Post by jhogue » Fri May 24, 2019 4:53 pm

I would like to shift the focus of this thread and speculate on what the NEXT 10 years of the PP will bring:

-I hold most of my gold in tax-deferred ETFs, and therefore not as much physical as I would like. Gold ETFs seem to have performed its uncorrelated role in these “normal” times, but they have not really been tested in a serious crisis. Will they be tested and will they survive?

-Perhaps the most hopeful development in gold in the last 10 years is the creation of the Texas Bullion Depository. Will other states follow? No geographical diversification, but “Don’t Mess with Texas” attitude is a powerful signal of where (and who) you want to keep your gold. I don’t own any gold there yet, but I am watching it and hope technovelist and others will report on developments on this forum.

-I predict that the Treasury will start phasing out Series I and Series EE savings bonds. They have done it before with Series E and Series H bonds so there is nothing stopping them from doing it again. Pugchief will shed no tears, but I will be sad to say a long goodbye to Deep Cash.
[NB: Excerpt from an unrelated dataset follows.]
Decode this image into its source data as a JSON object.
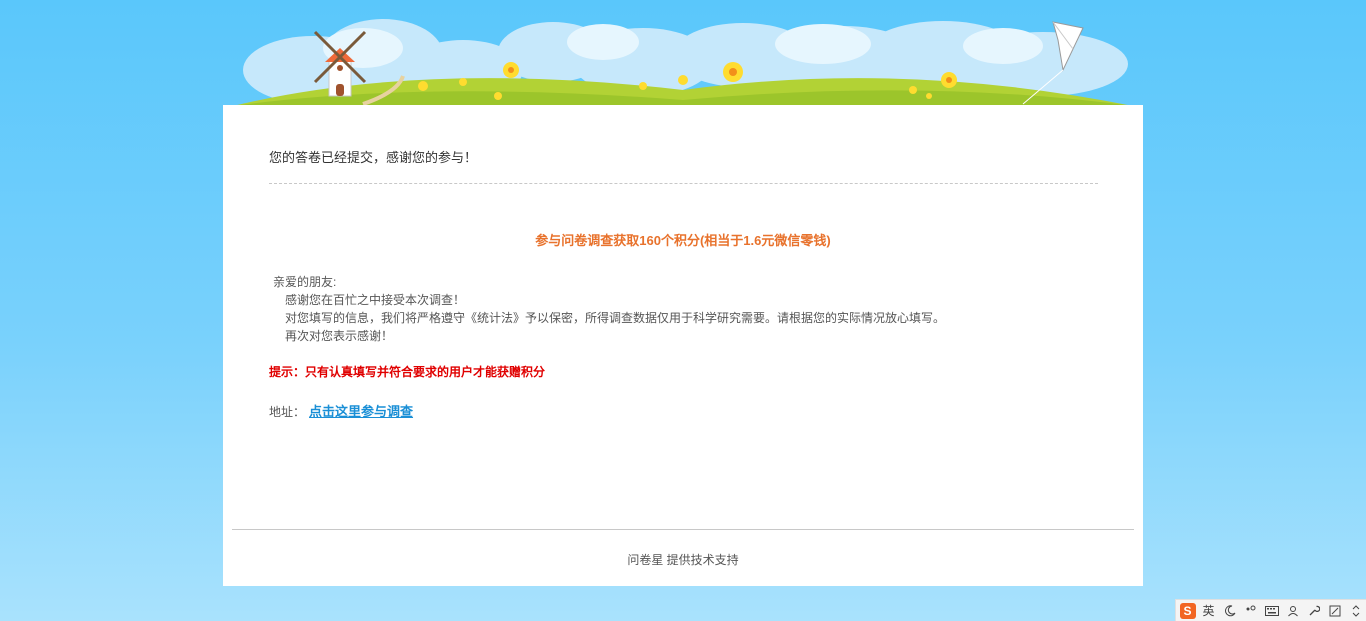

-Despite the recent collapse of talks between Democrats and Trump, I think there will be a bipartisan infrastructure bill. If so, it reopens the opportunity for Treasury to sell ultra-long 50 or 100 year bonds. If a flatter long term yield curve is here to stay for a long time to come, it will make sense for both the federal budget deficit and investors.
“Groucho Marx wrote:
A stock trader asked him, "Groucho, where do you put all your money?" Groucho was said to have replied, "In Treasury bonds", and the trader said, "You can't make much money on those." Groucho said, "You can if you have enough of them!"